Fodeu a tabaca de Chola. Eu voltei a tremer feito uma vara verde. Me questionava o tempo inteiro se eu realmente estava preparado para aquele momento. Trabalhar em uma empresa como aquela. Ter uma responsabilidade tão grande, mas aí me lembrava das últimas palavras do Allan, antes da minha partida e eu ganhava um novo ânimo. Eu conseguiria. Eu sabia que sim.
— Seja bem-vindo, Bento.
Não teve nada daquelas coisas de aperto de mão entre patrão e funcionário ou formalidades. Ele me abraçou todo sorridente como se me conhecesse há muito tempo. Era a simpatia em pessoa. Seu Agenor era robusto, com uma barriga bem avantajada. Tinha um bigode engraçado e era calvo.

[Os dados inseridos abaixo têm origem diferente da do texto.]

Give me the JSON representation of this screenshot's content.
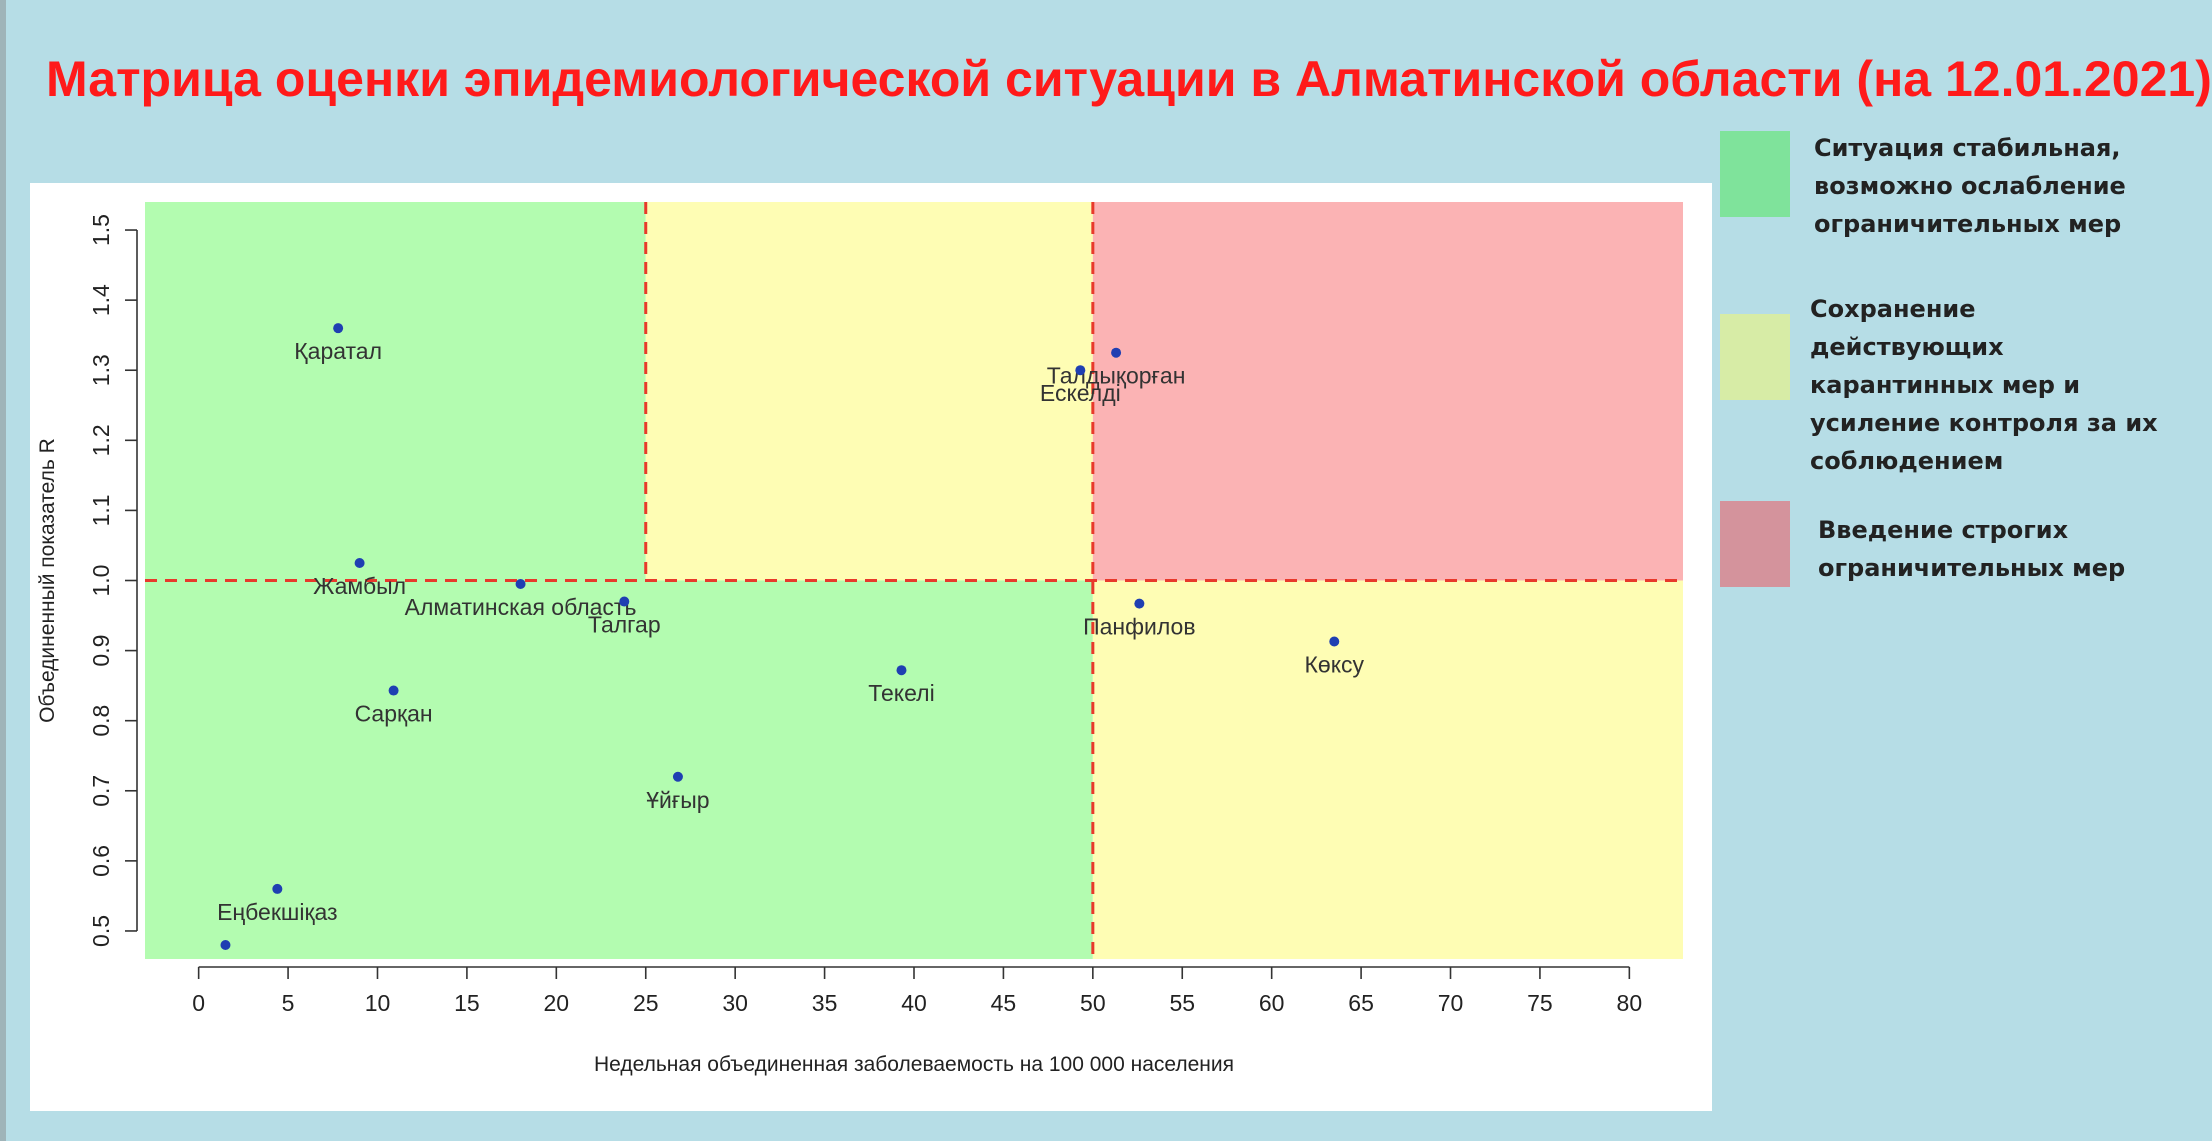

— Obrigada, seu Agenor – agradeci.
Fiquei aliviado. Feliz com a recepção e de fato, aquela família era tudo que o Allan havia descrito. Me trataram como se eu fosse da família deles que eu até esqueci da saudades de casa. Sempre que eu podia, ligava para Mainha, para Charlote e passava horas contando para ela tudo o que eu fazia ali. De vez em quando ela perguntava como era a Roberta, mas eu tratava logo de mudar de assunto para não encher a cabeça da minha irmã com coisas desnecessárias. Quando eu conversei com o Allan o assunto foi diferente, eu pedi para que ele falasse com a Roberta pela última vez, porque ele devia isso a ela. Era uma moça especial demais, a qual ele havia magoado. Allan me disse que pensaria.
Eu fui feliz em São Paulo, realizado, com um emprego bom e feliz. Pude ajudar a minha família e realizar os sonhos que tinha. Voltei a pisar os pés em um avião, por outras várias vezes. Tem promessas que são impossíveis de cumprir, mas de todas elas, ter vindo a São Paulo foi a melhor. Às vezes precisamos desamarrar o que nos prende. A mudança é necessária para o crescimento, não apenas a mudança de cidade, casa ou ambiente, mas a mudança da mente. Essa nos faz ir mais longe.
E eu fui bem mais longe do que imaginei.